Para ser de izquierdas, como para todo cristiano, hay que cumplir con una serie de mandamientos éticos, predicar con el ejemplo, coherencia con la ideología y las creencias. Ya vale de tanta hipocresía.
Ahora, Pedro Sánchez nos quiere conducir a una especie de dictadura izquierdista, apuntalada por la mentira, pintada con el color del progresismo, que siempre termina por ser reaccionario, y esculpida por la gubia de la propaganda.
Sé que todos los políticos mienten, engañan, meten trolas, pero el actual presidente del Gobierno es la exacerbación de la mentira en política. Quizá se quedó con el célebre aserto de Lenin: “La mentira es un arma revolucionaria”. Y Pedro es un prestidigitador de la trola.

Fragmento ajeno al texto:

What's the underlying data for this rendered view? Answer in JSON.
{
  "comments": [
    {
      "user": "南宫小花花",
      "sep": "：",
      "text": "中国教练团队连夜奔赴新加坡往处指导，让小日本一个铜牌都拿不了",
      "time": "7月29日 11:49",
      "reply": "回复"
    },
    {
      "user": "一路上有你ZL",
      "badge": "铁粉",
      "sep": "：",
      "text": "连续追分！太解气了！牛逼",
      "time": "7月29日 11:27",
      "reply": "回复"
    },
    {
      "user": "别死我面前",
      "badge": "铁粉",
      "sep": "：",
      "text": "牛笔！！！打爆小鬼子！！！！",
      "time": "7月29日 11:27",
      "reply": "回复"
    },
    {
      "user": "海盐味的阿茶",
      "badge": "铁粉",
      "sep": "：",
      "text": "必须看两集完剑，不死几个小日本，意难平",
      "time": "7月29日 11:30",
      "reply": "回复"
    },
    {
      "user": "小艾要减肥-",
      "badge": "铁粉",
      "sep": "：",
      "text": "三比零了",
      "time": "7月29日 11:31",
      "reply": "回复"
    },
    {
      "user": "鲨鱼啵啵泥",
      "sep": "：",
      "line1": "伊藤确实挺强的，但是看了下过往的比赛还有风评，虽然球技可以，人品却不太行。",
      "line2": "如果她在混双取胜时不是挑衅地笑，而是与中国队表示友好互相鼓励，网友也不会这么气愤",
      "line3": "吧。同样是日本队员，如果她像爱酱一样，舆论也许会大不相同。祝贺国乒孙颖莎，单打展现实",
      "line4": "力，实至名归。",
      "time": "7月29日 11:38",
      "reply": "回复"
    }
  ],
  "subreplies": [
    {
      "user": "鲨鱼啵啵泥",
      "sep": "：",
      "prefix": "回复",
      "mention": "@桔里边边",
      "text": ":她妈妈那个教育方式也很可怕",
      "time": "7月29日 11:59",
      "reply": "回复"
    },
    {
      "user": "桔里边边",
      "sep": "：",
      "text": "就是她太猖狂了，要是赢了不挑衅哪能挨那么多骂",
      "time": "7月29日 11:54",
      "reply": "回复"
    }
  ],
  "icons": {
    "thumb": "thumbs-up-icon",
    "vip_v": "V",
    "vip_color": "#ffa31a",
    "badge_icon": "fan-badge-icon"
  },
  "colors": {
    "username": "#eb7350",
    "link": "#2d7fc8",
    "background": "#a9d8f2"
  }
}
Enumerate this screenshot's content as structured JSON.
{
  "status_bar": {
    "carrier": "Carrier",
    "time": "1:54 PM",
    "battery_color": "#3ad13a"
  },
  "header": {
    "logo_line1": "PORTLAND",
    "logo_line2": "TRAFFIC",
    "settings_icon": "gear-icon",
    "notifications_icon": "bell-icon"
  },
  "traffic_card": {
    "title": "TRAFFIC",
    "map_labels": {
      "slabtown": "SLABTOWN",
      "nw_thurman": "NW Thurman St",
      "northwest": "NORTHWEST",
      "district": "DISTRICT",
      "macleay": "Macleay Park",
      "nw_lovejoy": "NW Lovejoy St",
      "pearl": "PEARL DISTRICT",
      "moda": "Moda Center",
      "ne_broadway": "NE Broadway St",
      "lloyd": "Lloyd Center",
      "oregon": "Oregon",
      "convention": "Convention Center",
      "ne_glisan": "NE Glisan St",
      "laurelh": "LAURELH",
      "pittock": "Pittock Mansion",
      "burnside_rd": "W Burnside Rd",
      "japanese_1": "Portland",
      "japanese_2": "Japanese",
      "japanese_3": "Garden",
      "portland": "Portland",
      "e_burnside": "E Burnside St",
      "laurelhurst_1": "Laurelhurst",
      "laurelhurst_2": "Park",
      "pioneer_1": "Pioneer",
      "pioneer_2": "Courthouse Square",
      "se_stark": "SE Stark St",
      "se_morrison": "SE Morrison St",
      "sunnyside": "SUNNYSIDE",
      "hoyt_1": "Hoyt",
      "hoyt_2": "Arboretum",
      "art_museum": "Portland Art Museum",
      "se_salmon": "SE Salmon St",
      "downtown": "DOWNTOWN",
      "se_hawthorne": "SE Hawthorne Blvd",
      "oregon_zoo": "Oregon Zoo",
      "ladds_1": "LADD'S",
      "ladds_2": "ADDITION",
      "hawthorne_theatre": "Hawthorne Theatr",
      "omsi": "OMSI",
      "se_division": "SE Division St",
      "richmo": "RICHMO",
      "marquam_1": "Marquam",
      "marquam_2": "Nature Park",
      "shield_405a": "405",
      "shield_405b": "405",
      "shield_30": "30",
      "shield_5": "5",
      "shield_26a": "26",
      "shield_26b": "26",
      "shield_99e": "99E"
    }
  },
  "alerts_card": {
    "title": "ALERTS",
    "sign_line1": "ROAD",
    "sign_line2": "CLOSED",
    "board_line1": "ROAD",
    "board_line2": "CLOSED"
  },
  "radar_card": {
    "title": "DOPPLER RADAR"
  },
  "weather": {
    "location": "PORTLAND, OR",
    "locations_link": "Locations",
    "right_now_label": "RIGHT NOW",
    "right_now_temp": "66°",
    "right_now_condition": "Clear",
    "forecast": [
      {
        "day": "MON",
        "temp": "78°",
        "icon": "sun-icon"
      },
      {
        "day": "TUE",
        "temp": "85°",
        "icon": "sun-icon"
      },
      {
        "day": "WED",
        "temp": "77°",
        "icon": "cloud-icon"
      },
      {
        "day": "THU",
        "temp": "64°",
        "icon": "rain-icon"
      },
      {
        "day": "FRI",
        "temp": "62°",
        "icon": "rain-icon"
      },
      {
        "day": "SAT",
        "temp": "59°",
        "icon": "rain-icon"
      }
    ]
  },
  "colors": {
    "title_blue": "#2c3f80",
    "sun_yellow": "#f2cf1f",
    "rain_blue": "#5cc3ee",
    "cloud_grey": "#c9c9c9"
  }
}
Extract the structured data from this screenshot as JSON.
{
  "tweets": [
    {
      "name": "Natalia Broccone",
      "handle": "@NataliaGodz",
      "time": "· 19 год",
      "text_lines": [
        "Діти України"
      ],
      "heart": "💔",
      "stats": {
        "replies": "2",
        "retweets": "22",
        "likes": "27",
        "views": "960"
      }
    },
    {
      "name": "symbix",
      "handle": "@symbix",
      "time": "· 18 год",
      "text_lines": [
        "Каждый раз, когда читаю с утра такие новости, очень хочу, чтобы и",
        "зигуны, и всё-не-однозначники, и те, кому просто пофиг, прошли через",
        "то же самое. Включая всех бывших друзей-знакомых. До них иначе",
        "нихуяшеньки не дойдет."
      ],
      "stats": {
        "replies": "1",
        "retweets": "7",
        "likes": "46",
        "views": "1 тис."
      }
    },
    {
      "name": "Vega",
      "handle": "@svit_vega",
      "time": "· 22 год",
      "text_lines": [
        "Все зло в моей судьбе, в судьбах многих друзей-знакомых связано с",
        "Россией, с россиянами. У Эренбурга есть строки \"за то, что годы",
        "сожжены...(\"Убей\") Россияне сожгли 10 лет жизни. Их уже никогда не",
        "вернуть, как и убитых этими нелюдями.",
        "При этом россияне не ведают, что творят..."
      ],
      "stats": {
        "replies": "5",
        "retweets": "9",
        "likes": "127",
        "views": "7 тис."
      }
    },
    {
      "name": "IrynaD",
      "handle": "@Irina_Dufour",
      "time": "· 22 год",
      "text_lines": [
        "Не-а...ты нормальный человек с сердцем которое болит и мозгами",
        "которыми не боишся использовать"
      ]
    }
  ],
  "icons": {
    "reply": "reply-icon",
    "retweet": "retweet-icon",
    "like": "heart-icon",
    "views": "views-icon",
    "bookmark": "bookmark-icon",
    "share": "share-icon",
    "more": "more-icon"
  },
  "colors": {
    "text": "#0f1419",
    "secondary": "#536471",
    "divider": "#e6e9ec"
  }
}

De hecho, ni una sola medida de izquierdas se le conoce. Solo se sabe lo que anhelaba y quiere Iglesias, porque es bocazas y no engaña. Pero en Sánchez siempre hay una contradicción de sí mismo. Un genio. Nunca sabré si habla en serio o actúa. Iglesias siempre está en el escenario. Llegará un día en que se perderá a sí mismo e ignorará cuál es el verdadero. Ahora, como ya no es político, puede decir lo que le da la real gana, y suele tener razón.
Mientras el personal se apodera de las terrazas porque quiere recuperar la vida, la alegría, la fiesta que le robaron. España es una película de Berlanga, con las mejores escenas de “El verdugo”, “Bienvenido Mr. Marshall” y “Plácido”. El Gobierno de Sánchez así se lo ha demostrado a los españoles que no son hinchas del PSOE, con la forma de resolver lo de Pegasus y el CNI. Paradoja: los que incumplen la Ley, los golpistas catalanes, se han impuesto a los funcionarios que la respetan. Acojonante. Cosas veredes. ¿Y al presidente y otros miembros del ejecutivo los espiaba Marruecos? ¿Y que sabía el monarca alauita de Sánchez para que el guapo de La Moncloa cambiase, de la noche a la mañana, sin explicarlo en el Congreso de los Diputados, la tradición del PSOE y de la ultraizquierda respecto al Sahara y los saharauis?
Ahora, a Pedro Sánchez, además de los enemigos del Estado español ya reconocidos, también le chantajea el vecino musulmán del sur. Un genio. Inshallah.